This function takes in a model to be trained, the dataloaders from the previous section, a loss function, a gradient descent optimizer, and a number of epochs. The loss function we'll be using is the same as the loss that is used in Logisitic Regression -- Cross Entropy. And the Optimizer we'll be using is SGD, which you've seen in previous parts of the class.

Fill in the part of this function that passes the inputs into the model, calculates the loss, and updates the gradients based on the loss. Hint: look at ```train``` from the previous notebook if you get stuck here. 

In [None]:
def train_model(model, dataloaders, criterion, optimizer, num_epochs=25):
    
    model=model.cuda()
    
    train_loss, val_loss = [], []

    for epoch in tqdm(range(num_epochs)):

        # Each epoch has a training and validation phase
        for phase in ['train', 'val']:

            running_loss = 0.0

            # Iterate over data.
            for inputs, labels in dataloaders[phase]:
                inputs = inputs.cuda()
                labels = labels.cuda()

                # zero the parameter gradients
                optimizer.zero_grad()

                with torch.set_grad_enabled(phase == 'train'):

                    ### START CODE HERE
                    
                    
                    ### END CODE HERE

                # statistics
                running_loss += loss.item() * inputs.size(0)

            epoch_loss = running_loss / len(dataloaders[phase].dataset)
            
            if phase == 'train':
                train_loss.append(epoch_loss)
            else:
                val_loss.append(epoch_loss)

    return model, {'train' : train_loss, 'val' : val_loss}

We are now ready to train; first, let's make sure that we are only going to update layers in the model that we want to. Does the output of this look right to you?

In [None]:
for name, param in model_ft.named_parameters():
    if param.requires_grad: print(name)

#### Observation:
Insert Observation Here

We are now going to setup the optimizer (SGD) and the loss function (Cross Entropy) along with some other model hyperparamers.

In [None]:
num_epochs = 10
lr = 0.01
optimizer = optim.SGD(model_ft.parameters(), lr)
criterion = nn.CrossEntropyLoss()

Now let's train the model. Based on your computer's ability this may take anywhere from 20-30 minutes. During this time, try to understand the ```ConvNet``` code in the next part. If you are running out of time, change the number of epochs to 5 or less.

In [None]:
model_ft, ft_log = train_model(model_ft, dataloaders, criterion, optimizer, num_epochs)

### Model Evaluation

We have just fine-tuned a pre-trained ResNet18 model on two specific classes of CIFAR-10. Now, we need to understand its performance. In order to evaluate it, we need to compare it against something that we are familiar with. Let us create a basic convolutional network and train it using the same dataloader and train function we have from above.

In [None]:
import torch.nn.functional as F

This is an example of a very generalized implementation of a model class. As you can see, ```ConvNet``` can be created with a specific num_classes, input_width, input_height, etc. When designing models, make sure to make them generalizable, so that they are flexible if your dataset or task happens to change.
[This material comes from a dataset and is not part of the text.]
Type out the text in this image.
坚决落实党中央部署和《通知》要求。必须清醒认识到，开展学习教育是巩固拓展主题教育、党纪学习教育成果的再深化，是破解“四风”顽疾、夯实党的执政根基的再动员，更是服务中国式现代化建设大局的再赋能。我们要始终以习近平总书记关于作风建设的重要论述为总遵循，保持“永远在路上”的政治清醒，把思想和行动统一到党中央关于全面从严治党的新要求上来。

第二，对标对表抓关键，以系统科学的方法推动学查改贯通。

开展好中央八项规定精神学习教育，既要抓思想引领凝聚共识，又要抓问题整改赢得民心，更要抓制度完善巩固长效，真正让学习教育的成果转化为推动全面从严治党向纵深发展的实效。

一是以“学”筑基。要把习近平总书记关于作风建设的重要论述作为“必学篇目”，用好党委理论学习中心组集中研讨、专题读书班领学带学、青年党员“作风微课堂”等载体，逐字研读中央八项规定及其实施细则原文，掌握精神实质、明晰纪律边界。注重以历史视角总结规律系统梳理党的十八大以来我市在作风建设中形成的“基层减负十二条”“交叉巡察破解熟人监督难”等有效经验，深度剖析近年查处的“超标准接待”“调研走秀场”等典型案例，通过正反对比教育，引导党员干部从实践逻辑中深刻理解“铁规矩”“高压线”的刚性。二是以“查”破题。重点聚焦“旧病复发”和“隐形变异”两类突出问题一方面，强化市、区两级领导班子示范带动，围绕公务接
Most of this has already been implemented for you, take the time to understand what this is doing, and fill in the ```get_width``` method.

In [None]:
class ConvNet(nn.Module):
    
    def __init__(self, num_classes, input_width, input_height, num_channels, num_layers=2, num_filters=[10, 20], kernel_sizes=[5, 5], pool=[True, True]):
        super(ConvNet, self).__init__()
        
        assert len(num_filters) == num_layers, 'length of num_filters must match num_layers'
        assert len(kernel_sizes) == num_layers, 'length of kernel_sizes must match num_layers'
        assert len(pool) == num_layers, 'length of pool must match num_layers'
        
        self.num_classes = num_classes
        num_filters = [num_channels] + num_filters

        self.widths = [input_width]
        self.heights = [input_height]

        layers = []
        for layer in range(num_layers):
            layers.append(nn.Conv2d(num_filters[layer], num_filters[layer + 1], kernel_size=kernel_sizes[layer]))

            if pool[layer]:
                layers.append(nn.MaxPool2d(kernel_size=2))
            layers.append(nn.ReLU())

            self.widths.append(self.get_width(self.widths[-1], kernel_sizes[layer], pool[layer]))
            self.heights.append(self.get_width(self.heights[-1], kernel_sizes[layer], pool[layer]))
        
        self.convs = torch.nn.Sequential(*layers)

        self.ff_in_dim = self.widths[-1] * self.heights[-1] * num_filters[-1]
        self.fc1 = nn.Linear(self.ff_in_dim, self.ff_in_dim)
        self.fc2 = nn.Linear(self.ff_in_dim, num_classes)

    def forward(self, x):
        x = self.convs(x)
        x = torch.flatten(x, 1)
        x = F.relu(self.fc1(x))
        
        return self.fc2(x)
    
    # assume max pool with filter width 2 and stride 2
    def get_width(self, input_width, kernel_size, pool):
        ### START CODE HERE

        
        ### END CODE HERE
        return conv_width

Let's instantiate our ConvNet. Do you notice any similarities or differences with the ResNet from above?

In [None]:
conv_model = ConvNet(2, 32, 32, 3)
conv_model

#### Observation:

Insert Observation Here

Now, run the following cells. You will notice that this time, it is much faster to train the model. Why is that?

In [None]:
num_epochs = 10
lr = 0.01
optimizer = torch.optim.SGD(conv_model.parameters(), lr)
criterion = nn.CrossEntropyLoss()

In [None]:
conv_model, conv_log = train_model(conv_model, dataloaders, criterion, optimizer, num_epochs)

#### Observation:

Insert Observation Here

Now, let us understand the performance of the pre-trained ResNet versus our basic 2 layer ConvNet.

In [None]:
import matplotlib.pyplot as plt

In [None]:
def plot_losses(logs):
    fig, ax = plt.subplots(nrows=1, ncols=2, figsize=(10, 5))

    for i, log in enumerate(logs):
        ax[i].plot(list(range(0, len(log['train']))), log['train'], label="train")
        ax[i].plot(list(range(0, len(log['val']))), log['val'], label="val")
        ax[i].legend()

    ax[0].set_xlabel("Conv Model Loss")
    ax[1].set_xlabel("Pre-trained Model Loss");

In [None]:
plot_losses([conv_log, ft_log])

What do you notice about the performance of the Conv Model over time? What about the pre-trained model? Is there a difference in val/train loss over time? Why could this be?

#### Observation:

Insert Observation Here

### A Practical Use-case of Pre-trained Models

You may have noticed from the last section, that our Conv model started to overfit slightly, while our Pre-trained model did not. This is actually an artifact of the "generalization" ability of pre-trained models. Let us go through a practical use-case of when we can make use of this.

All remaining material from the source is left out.